After a brief admission at the Orléans Beaux-Arts, he went to the Paris Beaux-Arts and followed classes in the Alfred Janniot’s and Marcel Gimond’s workshops. He became friend with César, Albert Férau, Michel Guino. Modeling, study after living model, plaster, clay, ceramic works, he had a complete training to become a sculptor. He graduated in 1953 with the first prize of sculpture.
Thanks to his Hellenistic father, he discovers the Ancient Greek culture and felt in love with archeology. The callipygian Venus will stay throughout his career a great source of inspiration.
In 1954 he settled his workshop in the 14th district of Paris where there already were a lot of artist’s workshops, as the one of Germaine Richier who supported him at the begining of his career.

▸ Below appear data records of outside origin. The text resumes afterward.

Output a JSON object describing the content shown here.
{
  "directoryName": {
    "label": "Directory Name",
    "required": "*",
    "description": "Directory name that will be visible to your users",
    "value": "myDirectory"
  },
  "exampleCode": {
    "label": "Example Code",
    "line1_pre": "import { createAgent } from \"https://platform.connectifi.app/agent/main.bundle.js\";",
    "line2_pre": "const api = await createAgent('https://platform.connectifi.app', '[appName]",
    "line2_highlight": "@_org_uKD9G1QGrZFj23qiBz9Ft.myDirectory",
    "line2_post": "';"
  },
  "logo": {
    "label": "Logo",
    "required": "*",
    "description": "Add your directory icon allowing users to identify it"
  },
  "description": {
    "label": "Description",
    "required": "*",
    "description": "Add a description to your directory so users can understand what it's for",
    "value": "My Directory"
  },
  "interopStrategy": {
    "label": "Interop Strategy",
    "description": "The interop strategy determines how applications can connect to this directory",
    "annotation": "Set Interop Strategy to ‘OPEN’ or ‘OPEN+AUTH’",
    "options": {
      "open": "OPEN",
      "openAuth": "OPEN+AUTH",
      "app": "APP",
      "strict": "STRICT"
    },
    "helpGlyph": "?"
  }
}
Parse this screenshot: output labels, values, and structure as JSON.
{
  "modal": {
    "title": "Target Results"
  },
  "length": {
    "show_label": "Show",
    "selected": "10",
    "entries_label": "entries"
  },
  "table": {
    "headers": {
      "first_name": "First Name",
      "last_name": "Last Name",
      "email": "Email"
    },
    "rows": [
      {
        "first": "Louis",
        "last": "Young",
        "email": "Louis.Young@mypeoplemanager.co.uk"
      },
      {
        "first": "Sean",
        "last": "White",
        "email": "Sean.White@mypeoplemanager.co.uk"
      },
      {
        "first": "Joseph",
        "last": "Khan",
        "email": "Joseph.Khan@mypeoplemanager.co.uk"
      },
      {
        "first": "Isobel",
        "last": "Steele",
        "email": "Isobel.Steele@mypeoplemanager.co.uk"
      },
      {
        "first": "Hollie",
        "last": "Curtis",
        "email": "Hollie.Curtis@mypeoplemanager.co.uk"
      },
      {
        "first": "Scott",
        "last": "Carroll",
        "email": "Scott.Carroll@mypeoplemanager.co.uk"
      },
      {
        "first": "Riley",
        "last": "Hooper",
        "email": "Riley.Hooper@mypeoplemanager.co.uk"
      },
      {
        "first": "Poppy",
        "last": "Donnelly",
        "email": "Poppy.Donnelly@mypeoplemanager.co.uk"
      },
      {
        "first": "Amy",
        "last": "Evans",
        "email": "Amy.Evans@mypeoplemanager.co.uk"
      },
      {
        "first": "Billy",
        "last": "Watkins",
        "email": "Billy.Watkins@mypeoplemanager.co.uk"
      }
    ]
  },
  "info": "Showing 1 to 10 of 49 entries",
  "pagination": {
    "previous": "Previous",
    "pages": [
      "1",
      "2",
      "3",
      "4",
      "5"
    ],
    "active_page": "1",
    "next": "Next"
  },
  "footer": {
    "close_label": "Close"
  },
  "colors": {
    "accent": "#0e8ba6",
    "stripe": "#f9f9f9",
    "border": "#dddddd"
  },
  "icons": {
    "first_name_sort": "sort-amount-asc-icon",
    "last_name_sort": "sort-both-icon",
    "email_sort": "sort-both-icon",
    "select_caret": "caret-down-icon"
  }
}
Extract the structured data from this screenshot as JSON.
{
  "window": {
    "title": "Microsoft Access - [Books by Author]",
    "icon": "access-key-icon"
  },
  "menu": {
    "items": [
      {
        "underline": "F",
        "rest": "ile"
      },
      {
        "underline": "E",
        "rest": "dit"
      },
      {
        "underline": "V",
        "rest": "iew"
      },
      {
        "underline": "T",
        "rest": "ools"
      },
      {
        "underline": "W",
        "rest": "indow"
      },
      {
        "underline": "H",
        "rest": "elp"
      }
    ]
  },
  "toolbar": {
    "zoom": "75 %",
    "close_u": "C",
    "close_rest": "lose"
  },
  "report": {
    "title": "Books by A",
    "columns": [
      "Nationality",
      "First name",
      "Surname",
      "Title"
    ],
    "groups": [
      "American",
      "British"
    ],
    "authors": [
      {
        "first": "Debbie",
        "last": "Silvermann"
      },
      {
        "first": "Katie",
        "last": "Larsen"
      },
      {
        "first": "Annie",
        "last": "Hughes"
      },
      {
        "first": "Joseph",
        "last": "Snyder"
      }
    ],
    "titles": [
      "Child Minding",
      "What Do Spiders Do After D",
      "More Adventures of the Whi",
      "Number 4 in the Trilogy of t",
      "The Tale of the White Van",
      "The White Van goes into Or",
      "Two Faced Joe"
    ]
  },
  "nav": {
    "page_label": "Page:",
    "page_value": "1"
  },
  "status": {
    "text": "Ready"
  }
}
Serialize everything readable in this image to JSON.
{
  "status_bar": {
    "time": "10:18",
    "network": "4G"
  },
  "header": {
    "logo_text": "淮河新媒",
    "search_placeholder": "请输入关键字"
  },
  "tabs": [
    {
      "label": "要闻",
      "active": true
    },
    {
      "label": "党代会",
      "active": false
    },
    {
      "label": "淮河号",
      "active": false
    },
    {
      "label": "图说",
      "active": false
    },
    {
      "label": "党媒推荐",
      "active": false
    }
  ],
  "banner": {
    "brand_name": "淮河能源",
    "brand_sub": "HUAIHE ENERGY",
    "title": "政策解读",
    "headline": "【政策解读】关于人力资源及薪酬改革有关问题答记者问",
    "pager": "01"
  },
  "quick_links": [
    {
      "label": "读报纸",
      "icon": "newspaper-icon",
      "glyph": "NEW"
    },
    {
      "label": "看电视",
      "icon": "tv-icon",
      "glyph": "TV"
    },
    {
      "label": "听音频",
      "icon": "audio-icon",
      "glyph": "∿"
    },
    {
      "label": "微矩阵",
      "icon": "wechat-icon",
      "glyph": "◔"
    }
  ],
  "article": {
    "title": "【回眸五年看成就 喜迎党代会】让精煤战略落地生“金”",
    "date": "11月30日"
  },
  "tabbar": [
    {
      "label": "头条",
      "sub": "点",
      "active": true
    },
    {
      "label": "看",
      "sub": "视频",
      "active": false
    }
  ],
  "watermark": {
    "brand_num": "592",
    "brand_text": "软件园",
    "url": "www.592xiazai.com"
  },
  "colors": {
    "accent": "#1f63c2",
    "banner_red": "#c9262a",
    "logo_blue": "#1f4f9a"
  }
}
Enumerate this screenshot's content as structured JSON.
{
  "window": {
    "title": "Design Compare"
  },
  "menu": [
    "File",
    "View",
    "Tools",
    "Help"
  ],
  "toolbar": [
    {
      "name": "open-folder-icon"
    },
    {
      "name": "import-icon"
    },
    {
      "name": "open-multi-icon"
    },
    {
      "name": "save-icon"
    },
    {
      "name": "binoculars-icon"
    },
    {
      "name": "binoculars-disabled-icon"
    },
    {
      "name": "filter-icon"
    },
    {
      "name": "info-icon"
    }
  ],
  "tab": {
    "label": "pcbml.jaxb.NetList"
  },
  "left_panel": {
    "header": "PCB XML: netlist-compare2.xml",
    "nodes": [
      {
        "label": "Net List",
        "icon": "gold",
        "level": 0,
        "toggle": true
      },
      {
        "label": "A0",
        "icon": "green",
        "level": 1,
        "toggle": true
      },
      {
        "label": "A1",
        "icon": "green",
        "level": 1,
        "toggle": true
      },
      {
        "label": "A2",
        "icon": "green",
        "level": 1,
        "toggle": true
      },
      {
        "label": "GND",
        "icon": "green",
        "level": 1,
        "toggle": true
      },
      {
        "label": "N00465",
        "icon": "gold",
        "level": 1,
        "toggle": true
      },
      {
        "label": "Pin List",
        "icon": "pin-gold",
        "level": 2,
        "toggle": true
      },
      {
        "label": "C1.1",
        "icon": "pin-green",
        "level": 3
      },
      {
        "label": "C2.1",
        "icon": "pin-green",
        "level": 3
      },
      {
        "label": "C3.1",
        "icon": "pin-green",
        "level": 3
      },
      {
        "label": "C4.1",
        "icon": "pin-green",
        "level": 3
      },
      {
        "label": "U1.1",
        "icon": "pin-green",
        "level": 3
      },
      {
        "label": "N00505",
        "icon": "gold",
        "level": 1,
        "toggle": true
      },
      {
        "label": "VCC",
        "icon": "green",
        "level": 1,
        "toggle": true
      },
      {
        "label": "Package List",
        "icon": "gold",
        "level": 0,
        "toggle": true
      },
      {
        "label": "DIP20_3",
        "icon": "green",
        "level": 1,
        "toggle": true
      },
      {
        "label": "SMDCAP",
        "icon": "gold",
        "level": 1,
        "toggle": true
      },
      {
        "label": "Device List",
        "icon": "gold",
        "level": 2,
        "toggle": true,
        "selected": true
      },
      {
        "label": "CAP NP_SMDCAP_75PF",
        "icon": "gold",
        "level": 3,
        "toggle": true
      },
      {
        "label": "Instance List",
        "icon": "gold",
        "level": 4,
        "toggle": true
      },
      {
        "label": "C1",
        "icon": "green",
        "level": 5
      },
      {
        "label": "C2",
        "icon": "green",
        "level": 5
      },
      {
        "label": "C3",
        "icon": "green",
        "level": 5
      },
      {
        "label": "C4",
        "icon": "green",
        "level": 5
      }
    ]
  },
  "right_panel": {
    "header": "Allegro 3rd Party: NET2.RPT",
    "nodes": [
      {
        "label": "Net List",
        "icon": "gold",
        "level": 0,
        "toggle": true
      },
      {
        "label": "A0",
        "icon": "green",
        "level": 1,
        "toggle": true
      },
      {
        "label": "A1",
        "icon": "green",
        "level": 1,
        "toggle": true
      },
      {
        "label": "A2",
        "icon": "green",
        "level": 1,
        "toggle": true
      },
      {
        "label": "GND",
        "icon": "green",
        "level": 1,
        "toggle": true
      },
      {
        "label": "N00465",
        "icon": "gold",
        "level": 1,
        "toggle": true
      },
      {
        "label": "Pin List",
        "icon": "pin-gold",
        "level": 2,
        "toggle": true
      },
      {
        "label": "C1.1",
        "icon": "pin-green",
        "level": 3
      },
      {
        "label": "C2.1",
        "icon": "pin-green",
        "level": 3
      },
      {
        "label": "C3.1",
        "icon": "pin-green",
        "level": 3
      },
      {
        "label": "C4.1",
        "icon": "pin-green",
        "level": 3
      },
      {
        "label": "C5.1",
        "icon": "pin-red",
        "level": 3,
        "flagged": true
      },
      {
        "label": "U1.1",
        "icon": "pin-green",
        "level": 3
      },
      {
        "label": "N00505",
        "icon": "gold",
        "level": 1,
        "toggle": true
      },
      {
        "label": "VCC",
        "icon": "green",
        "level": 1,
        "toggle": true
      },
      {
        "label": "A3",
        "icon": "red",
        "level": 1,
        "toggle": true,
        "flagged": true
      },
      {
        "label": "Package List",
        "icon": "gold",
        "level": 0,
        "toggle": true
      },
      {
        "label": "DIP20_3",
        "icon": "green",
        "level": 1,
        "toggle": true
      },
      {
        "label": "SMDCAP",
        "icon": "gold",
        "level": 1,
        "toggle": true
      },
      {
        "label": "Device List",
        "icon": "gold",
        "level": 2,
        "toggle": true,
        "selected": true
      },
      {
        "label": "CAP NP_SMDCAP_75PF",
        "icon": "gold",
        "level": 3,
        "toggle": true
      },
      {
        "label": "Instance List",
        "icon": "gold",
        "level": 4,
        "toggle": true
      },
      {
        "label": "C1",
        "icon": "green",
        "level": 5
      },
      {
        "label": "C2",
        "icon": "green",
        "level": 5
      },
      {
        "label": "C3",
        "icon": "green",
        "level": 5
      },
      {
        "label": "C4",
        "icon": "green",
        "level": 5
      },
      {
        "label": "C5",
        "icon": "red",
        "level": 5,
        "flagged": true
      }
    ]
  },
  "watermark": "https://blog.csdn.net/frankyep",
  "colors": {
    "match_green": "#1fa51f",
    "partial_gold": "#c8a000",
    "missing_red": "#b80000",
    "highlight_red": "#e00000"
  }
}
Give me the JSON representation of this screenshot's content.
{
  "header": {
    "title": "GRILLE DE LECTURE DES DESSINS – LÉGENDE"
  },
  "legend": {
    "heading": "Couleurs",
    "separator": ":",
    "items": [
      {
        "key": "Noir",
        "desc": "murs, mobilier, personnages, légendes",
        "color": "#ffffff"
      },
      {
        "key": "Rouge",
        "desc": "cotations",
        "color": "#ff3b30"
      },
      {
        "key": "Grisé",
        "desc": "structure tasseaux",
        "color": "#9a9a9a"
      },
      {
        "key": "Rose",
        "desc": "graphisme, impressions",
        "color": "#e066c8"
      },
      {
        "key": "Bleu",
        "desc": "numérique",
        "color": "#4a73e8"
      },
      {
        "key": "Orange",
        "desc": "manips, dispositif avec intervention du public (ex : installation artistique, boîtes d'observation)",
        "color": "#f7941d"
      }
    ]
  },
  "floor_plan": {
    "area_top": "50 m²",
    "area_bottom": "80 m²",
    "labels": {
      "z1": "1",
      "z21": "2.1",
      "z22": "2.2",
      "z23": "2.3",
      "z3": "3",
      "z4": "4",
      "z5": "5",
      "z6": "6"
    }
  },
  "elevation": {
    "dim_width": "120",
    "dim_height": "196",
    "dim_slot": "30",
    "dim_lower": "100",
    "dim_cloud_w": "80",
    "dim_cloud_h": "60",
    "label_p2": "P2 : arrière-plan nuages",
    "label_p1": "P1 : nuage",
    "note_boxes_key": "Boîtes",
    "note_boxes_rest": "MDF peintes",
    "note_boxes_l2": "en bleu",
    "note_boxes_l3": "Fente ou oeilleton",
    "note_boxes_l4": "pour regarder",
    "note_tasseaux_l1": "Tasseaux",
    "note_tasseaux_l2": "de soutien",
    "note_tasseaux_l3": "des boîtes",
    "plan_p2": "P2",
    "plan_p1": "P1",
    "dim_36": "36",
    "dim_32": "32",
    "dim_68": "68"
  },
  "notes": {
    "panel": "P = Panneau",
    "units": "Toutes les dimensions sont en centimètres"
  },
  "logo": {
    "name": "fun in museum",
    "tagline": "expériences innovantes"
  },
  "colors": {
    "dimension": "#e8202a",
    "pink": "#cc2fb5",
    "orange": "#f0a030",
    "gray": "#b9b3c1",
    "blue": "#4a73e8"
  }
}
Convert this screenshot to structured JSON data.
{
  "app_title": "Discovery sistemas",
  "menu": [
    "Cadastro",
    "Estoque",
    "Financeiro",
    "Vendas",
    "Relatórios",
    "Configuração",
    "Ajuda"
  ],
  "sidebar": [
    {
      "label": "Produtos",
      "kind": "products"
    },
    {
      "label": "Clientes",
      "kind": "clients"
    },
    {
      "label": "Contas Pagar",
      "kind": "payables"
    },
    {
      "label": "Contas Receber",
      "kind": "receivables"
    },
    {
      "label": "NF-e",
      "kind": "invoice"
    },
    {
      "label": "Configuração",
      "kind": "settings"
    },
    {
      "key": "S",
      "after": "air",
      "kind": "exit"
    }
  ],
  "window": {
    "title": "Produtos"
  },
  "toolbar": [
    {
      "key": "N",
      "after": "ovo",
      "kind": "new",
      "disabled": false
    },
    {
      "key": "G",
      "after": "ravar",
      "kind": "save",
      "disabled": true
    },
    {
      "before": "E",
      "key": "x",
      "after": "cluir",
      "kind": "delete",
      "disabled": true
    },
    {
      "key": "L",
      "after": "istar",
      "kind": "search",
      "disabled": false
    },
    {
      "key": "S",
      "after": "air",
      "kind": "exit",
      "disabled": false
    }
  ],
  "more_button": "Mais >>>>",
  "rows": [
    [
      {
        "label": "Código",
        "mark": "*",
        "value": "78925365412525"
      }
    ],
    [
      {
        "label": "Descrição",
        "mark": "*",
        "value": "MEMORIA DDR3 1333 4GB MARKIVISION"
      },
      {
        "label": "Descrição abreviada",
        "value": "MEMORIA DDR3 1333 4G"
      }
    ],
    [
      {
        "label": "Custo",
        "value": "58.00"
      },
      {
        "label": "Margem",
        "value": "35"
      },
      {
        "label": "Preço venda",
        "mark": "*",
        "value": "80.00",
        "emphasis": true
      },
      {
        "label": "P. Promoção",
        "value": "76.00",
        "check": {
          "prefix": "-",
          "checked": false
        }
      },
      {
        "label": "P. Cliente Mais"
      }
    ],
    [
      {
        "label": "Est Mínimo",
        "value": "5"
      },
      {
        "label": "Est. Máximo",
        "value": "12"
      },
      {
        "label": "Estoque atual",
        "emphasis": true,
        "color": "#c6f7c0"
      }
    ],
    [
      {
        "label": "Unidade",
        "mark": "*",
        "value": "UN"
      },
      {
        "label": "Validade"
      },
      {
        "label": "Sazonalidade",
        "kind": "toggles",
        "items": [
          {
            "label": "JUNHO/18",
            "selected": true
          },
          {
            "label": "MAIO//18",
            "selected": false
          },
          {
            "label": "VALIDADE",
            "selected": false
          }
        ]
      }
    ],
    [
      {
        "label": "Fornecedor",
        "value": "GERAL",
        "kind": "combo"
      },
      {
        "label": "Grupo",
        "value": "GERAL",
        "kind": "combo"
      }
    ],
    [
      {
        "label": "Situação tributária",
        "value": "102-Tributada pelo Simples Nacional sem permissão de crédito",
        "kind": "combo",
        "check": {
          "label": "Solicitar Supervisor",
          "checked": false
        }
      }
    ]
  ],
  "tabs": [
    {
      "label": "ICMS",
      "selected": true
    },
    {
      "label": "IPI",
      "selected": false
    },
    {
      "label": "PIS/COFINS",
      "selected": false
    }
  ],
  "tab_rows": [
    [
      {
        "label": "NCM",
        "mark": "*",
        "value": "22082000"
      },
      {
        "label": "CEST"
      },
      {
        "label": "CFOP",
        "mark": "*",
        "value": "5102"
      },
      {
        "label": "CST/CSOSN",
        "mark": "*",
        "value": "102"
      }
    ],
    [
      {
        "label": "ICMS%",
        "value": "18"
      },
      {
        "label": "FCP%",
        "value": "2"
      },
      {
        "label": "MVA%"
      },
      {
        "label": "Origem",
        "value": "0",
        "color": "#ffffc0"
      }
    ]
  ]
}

Between surrealism and abstraction, Philippe Hiquily did not take part of any artistic movement. However, we can see a true unity in his work. His first period was marked by the use of poor materials such as the metal. He worked with the “direct metal” technic by embossing, molding and welding the material. Despite a visible simplification of the shapes, the Hiquily’s works remind his research for equilibrium. His first mobiles are dated from 1954 and the following year the museum of modern art in Paris purchased “L’Homme à la Bicyclette”.
Hiquily worked on all the scales, from the jewelry to the monumental. His “Marathoniennes” and weathercocks have numerous dimensions. In 1964, the artist introduced some daily life objects in his compositions which became more erotic. The fertility Goddess, “mother-objects” from the beginning of the 60’s turned intosome polished and smooth women bodies. In 1966, he gave up the sheet metal for the brass, a bendable and bright material which allows this transition.
Philippe Hiquily also created furniture pieces. Thanks to an exhibition at the gallery Claude Bernard in 1964, he met the viscountess of Noailles who asked him to create a piece of furniture with a slab of porphyry. The interior designer Henri Samuel was excited by this creation and will ask him to create more pieces.
Henri Samuel was one of the most French interior designers at this time. Aesthete and erudite, he was the representative of the French decorative arts. Called for the restoration of the Empire rooms in the Château de Versailles or for the set up of the 17th and 18th century pieces of the MET in NY, he was also sensitive to the contemporary creation and already collaborated with César, François Arnal, Diego Giacometti or Guy de Rougemont. He liked the sensual and soft shapes of Hiquily’s creations and associated him to his most important realizations such as the Edmond de Rothschild executive office, the living room of Robert Haas but also the apartments of Philippe de Rothschild, Teddy van Zuylen, Louise de Vilmorin or Jacqueline Delubac.